Ce n’est pas un scoop, ce conseil a maintes fois été répété. Mais les choses ne changent pas pour autant. Résidant à proximité du littoral, très fréquenté des joggers en juillet et en août, j’ai eu l’occasion de faire une rapide estimation à plusieurs reprises. Sur dix coureurs croisés le long du rivage en train de s’entraîner, neuf partent sans la moindre boisson sur eux. Et ce à toute heure de la journée. La négligence, l’impression que sur moins d’une heure çà ne sert à rien, les images fugaces laissées dans les médias par des coureurs qu’on ne voit pas boire, toutes ces explications sont plausibles. Cette sobriété monacale est bien sûr un contexte très défavorable. Favorisant les perturbations cellulaires, altérant le bon déroulement de la récupération, affectant la fluidité et la souplesse des articulations et des tendons, cette mauvaise habitude contribue clairement à majorer le risque de blessure et surtout celles qui peuvent vous mettre sur le flanc définitivement. De plus, l’absence de boissons en crus d’effort majore le risque d’infection (aigües ou récurrentes) et l’utilisation des acides aminés comme carburant, ce qui a des répercussions sur le cerveau, l’intestin, nos globules blancs, nos muscles… c’est-à-dire sur tous les acteurs de la fatigue.

2°) NE PAS COUPER :

 

Alors que la plupart savent que c’est un précieux conseil, beaucoup de coureurs rechignent à ranger leurs running plus d’une semaine de rang. Ils arguent souvent qu’ils se « sentent bien » et n’éprouvent pas le besoin de souffler. Or, se sentir bien et être bien sont deux situations différentes. On peut être apaisé et détendu, mais cassé et fourbu. L’un n’empêche pas l’autre, mais l’état physiologique qui s’ensuit n’a rien de comparable ! La coupure annuelle ou biannuelle se prépare, se planifie, comme les objectifs de la saison. Le repos constitue l’antidote aux effets de l’entraînement ; ceux qui attendent d’être malades, épuisés, blessés, ou sermonnés par leur médecin pour interrompre leur saison, ou ceux qui enchaînent petits et grands trails douze mois sur douze, ne font en général (sauf de rares exceptions qui confirment cette règle !) pas de vieux os dans le peloton.

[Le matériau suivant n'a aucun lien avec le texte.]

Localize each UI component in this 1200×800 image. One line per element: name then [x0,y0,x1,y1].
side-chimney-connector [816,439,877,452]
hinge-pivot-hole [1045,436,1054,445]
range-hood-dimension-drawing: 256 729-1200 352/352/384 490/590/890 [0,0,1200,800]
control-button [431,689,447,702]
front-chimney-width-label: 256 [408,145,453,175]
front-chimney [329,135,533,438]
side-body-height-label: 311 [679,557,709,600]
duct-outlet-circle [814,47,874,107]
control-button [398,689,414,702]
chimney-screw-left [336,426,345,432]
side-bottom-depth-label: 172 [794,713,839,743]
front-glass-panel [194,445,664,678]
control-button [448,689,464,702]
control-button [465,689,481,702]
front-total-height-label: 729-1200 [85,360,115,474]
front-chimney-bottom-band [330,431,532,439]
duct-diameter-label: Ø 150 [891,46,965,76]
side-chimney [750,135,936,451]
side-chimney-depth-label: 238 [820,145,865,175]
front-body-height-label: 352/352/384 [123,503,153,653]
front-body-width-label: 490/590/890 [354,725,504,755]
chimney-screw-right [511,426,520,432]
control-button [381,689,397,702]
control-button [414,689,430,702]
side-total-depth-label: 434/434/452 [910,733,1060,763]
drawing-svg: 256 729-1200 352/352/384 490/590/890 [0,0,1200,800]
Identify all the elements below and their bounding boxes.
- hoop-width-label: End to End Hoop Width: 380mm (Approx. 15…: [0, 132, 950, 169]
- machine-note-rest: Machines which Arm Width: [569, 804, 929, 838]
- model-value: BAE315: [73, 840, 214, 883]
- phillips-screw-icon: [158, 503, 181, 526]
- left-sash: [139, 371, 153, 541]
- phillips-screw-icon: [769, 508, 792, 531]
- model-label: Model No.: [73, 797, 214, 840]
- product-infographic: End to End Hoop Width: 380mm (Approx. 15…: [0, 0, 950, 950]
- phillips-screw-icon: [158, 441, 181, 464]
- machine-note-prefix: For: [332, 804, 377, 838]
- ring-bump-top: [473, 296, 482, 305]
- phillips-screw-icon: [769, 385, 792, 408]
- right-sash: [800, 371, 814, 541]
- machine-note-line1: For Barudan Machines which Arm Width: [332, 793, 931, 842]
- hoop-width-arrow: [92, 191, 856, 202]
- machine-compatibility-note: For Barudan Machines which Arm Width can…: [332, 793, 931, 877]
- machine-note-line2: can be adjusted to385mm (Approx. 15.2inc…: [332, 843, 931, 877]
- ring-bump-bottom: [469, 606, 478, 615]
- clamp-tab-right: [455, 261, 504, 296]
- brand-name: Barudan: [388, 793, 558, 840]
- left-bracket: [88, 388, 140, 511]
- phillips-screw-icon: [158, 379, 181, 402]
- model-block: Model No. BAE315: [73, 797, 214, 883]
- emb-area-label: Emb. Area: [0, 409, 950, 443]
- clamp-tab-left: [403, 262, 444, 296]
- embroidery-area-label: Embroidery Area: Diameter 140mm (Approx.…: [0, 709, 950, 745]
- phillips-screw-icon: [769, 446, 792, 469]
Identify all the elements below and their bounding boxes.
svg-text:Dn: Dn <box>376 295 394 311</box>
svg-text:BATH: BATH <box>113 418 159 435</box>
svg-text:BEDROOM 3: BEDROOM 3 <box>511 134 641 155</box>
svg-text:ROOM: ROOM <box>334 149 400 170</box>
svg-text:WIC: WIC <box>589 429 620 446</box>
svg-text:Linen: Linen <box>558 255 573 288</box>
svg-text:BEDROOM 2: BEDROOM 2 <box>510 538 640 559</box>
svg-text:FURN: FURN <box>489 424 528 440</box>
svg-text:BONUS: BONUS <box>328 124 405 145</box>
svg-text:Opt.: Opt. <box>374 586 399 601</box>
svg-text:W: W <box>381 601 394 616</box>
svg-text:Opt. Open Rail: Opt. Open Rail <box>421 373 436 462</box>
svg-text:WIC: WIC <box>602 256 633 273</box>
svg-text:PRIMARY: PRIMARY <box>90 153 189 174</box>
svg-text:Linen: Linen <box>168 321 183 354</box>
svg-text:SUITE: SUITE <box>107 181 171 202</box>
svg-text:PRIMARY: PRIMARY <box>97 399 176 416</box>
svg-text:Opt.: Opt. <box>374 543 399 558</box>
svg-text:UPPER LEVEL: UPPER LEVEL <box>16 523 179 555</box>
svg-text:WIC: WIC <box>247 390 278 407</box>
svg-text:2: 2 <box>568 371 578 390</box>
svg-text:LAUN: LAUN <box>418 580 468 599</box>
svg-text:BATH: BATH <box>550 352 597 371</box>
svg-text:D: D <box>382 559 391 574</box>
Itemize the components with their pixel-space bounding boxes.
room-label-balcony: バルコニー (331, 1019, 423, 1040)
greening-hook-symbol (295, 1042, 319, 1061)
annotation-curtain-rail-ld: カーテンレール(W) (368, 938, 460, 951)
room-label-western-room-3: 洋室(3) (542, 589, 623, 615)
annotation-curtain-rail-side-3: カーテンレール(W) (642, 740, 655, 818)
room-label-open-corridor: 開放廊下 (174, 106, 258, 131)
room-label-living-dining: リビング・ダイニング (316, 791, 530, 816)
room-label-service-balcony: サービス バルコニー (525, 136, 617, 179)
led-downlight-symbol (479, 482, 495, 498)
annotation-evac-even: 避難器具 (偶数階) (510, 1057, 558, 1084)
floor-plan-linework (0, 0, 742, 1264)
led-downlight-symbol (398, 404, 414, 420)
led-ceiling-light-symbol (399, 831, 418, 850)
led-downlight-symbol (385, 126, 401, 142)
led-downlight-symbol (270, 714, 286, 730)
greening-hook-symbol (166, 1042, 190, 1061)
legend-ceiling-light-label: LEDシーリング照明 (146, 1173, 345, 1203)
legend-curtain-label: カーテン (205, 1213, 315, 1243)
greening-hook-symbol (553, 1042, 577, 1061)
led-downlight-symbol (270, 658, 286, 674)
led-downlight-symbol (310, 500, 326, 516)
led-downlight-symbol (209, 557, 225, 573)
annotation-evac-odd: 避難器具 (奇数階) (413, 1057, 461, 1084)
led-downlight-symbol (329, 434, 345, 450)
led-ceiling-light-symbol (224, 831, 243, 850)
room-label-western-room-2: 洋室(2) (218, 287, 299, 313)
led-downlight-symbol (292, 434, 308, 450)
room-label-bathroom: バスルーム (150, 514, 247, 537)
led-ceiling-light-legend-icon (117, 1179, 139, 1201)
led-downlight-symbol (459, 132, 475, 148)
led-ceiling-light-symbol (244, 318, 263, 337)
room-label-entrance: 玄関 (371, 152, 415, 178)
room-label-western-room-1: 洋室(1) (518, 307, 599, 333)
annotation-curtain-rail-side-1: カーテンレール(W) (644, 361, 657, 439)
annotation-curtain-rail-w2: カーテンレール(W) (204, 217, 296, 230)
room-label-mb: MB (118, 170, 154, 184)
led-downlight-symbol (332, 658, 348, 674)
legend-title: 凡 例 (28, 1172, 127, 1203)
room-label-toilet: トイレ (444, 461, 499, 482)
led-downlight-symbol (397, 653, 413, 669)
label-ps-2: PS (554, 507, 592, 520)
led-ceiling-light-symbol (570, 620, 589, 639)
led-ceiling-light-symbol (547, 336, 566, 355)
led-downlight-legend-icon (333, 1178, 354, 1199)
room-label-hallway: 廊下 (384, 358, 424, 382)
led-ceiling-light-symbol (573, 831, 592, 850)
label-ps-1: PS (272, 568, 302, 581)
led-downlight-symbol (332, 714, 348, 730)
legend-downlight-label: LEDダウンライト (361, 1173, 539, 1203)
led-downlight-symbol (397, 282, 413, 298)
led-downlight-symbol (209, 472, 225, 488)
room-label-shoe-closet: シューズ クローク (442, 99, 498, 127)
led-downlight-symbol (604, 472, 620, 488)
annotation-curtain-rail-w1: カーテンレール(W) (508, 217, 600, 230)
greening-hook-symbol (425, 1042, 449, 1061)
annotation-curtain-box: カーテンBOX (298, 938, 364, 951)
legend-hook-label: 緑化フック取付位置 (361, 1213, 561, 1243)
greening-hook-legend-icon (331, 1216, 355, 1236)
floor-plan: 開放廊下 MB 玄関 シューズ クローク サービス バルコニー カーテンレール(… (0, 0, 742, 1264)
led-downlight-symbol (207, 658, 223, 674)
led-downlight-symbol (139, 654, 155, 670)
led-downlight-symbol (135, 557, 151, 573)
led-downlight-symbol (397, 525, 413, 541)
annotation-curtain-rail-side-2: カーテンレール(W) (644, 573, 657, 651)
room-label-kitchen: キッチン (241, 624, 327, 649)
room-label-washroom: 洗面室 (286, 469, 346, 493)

3°) COURIR PAR « OBLIGATION » :

 

Lorsqu’en début d’année vous titille l’envie de vous aligner au départ d’un trail printanier, vous êtes en général animé d’une détermination à tout casser. Finies les sorties occasionnelles effectuées au feeling. Vous entrez de plain-pied dans une préparation aboutie, où chaque séance est programmée de manière mathématique un jour donné, et rarement le lendemain ou le surlendemain. Le respect maximal de ce protocole crée des contraintes. Car il faut composer avec des imprévus, des difficultés, de la fatigue. Peu à peu, la motivation prend largement le pas sur l’envie, et vous finissez par aller courir par obligation, pour « bien faire » et non plus pour vous « faire du bien ». Dans ce contexte, évidemment, on refuse de s’écouter et on avance coûte que coûte. Or, les physiologistes savent que le mental et le physique sont intimement liés, davantage encore lorsque le stress est parti prenant. Ici, en l’occurrence, il réside dans le souci de réussir ou de conduire à bien un programme astreignant. Aussi, il paraît clair que ce qui est vécu sans plaisir ne laisse pas la même empreinte que ce qui se déroule dans la sérénité. C’est un peu comme avec les souvenirs : Avec le temps on retient surtout les bons et on atténue les mauvais. Un exemple de cette manière de fonctionner nous est fourni par le passage de quatre à cinq séances, ou de trois à quatre, en tout cas par l’ajout d’une sortie hebdomadaire. Le plus souvent, elle se résume à l’introduction d’un footing supplémentaire qui peut, selon les contextes de vie, amener à empiéter sur la récupération. Il ne va pas toujours de soi que d’augmenter la fréquence des sorties (même si dans l’absolu, c’est démontré), va obligatoirement faire progresser.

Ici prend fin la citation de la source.